Little did I know that three years later, I would be pulling it out and dusting it off. In the dressing room at the church, I stood, looking in the mirror, and part of me knew that my mother was there, giving her blessing. For our wedding, none of Barton’s friends and family knew that he had been working on standing and walking. Barton stood in a special walker for the entire ceremony, and at the end, we walked out of the church together.
I wasn’t aware of how our relationship would burst every assumption towards people with disabilities. The most common question entailed our intimate relationship. “Well, how do you have sex?” I never realized I would become a sex education teacher. Instead of snapping (well, how do you have sex), I smile and come up with all kinds of polite answers. I doubt anyone really wants to know that Barton and I broke his old wheelchair by good old-fashioned fun.
We quickly realized that Tuscaloosa, a small Southern town, did not have the accessibility Barton was used to; he couldn’t even get down the street. So we began looking for another place that would sustain our family. We moved to Raleigh just after Katrina, a time when so many lives were devastated and shaken to the core. We are now settled in Raleigh and love where we are.

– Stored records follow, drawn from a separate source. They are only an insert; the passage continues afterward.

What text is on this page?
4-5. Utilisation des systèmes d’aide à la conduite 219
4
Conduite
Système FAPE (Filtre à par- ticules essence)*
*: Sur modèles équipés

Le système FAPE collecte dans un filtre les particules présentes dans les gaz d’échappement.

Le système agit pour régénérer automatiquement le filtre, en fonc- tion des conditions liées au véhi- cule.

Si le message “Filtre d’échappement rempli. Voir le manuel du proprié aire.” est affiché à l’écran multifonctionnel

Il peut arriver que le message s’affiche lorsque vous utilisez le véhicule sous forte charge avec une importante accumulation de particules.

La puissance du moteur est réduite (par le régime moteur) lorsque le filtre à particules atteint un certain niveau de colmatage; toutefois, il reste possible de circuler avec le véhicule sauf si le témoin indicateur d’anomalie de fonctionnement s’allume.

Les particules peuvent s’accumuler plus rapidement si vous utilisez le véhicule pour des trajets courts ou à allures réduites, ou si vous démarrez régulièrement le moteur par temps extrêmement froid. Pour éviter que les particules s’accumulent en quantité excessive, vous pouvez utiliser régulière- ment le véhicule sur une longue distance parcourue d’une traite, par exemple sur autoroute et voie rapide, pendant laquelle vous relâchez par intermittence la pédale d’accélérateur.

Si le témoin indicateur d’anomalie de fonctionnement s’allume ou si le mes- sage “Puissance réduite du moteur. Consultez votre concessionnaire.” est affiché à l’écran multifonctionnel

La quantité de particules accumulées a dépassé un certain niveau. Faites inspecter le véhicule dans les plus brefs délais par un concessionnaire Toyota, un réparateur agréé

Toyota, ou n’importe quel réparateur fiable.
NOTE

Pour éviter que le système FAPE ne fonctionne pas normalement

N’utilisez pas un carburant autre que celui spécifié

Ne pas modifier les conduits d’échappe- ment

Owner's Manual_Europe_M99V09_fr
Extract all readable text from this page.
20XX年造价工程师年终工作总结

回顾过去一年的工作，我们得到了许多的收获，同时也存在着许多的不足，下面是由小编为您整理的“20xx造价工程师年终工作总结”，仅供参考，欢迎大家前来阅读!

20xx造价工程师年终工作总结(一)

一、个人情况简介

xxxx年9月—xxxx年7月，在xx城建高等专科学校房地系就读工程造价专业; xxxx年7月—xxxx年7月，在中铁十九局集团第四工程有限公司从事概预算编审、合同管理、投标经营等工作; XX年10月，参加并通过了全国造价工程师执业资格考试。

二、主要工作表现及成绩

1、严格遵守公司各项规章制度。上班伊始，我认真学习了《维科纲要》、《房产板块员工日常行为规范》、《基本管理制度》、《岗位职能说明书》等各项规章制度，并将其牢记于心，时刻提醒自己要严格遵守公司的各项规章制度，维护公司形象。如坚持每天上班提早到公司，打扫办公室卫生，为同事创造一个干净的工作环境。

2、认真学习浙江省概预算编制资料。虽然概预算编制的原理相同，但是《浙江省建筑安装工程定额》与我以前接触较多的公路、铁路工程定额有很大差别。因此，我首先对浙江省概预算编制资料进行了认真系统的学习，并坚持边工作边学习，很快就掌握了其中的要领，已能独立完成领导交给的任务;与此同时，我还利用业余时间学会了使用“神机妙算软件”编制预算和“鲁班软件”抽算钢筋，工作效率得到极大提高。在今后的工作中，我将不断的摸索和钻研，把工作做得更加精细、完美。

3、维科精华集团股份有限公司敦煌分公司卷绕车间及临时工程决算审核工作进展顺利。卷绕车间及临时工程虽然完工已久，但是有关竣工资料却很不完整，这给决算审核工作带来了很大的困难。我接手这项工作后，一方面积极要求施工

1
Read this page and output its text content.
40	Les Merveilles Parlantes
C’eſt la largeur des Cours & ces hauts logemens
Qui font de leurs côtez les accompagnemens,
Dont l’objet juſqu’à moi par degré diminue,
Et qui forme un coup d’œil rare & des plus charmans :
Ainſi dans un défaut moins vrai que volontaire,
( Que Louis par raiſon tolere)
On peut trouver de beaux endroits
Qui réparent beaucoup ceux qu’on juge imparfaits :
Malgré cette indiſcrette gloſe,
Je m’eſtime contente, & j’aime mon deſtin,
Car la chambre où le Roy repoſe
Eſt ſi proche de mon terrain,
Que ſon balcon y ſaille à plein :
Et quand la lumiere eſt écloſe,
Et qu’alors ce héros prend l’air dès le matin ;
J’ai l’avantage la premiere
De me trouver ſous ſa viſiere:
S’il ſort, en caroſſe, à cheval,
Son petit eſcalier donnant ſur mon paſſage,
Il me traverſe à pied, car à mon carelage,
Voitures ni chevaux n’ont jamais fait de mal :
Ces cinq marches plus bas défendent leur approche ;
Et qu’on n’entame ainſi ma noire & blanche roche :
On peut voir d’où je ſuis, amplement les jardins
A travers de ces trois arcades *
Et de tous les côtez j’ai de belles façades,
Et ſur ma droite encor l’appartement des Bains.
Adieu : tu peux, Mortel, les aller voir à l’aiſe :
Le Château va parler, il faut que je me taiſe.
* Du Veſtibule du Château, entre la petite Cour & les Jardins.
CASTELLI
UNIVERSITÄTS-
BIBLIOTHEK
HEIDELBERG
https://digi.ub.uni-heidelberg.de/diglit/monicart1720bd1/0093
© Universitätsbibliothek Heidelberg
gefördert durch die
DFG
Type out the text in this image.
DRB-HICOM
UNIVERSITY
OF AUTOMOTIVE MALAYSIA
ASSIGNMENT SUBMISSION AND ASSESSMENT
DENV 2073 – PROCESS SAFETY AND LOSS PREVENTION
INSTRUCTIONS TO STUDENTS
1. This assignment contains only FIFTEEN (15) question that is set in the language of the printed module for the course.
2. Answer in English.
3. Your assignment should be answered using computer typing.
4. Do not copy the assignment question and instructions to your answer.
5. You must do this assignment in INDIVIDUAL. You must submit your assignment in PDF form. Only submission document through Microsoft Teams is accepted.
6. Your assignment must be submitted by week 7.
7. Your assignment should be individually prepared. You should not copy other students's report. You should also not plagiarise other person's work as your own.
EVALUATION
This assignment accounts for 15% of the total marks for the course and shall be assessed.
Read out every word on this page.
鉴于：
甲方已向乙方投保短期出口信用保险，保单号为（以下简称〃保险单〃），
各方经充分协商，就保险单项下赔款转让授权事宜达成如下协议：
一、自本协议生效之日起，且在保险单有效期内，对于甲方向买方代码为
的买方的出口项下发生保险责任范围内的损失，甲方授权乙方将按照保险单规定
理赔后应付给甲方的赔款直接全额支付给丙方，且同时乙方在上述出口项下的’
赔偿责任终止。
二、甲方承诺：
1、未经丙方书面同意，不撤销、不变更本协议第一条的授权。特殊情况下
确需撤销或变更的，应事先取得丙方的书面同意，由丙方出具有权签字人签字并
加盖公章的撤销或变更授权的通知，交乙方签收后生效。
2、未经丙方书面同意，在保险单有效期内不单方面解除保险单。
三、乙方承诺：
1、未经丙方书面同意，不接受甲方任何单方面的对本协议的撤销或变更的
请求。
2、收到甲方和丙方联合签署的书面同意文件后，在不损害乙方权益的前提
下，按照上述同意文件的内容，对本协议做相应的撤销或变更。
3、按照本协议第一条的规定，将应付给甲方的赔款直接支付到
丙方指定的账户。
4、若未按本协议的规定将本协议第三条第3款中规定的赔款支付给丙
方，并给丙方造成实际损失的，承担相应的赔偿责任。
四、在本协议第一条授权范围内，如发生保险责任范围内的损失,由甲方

Like any other couple, we deal with everyday life, finances, dreams and jobs, health. We celebrate life, we fight, we worry, we have fun. We survive and persevere. Barton challenges me to be better than I am everyday, as I challenge him.
When I am lazy, I sit in Barton’s lap, zooming around on his motor wheelchair walking our dog or heading over to the coffee shop. I often wonder what people must think of us as they watch us from their car windows.
Wherever we go, there is an opportunity to share our story. Last year, Barton organized a conference for youth with disabilities transitioning from high school to college. During lunch, I could see him talking to a family, and I was walking across the room to help set up the afternoon sessions. Barton pulled me over and introduced me as his wife. I could see tears streaming down the woman’s face and all of her worries and wants for her son release as she heard our love story.
Our love is visible and contagious, and that has been the most abundant blessing of all.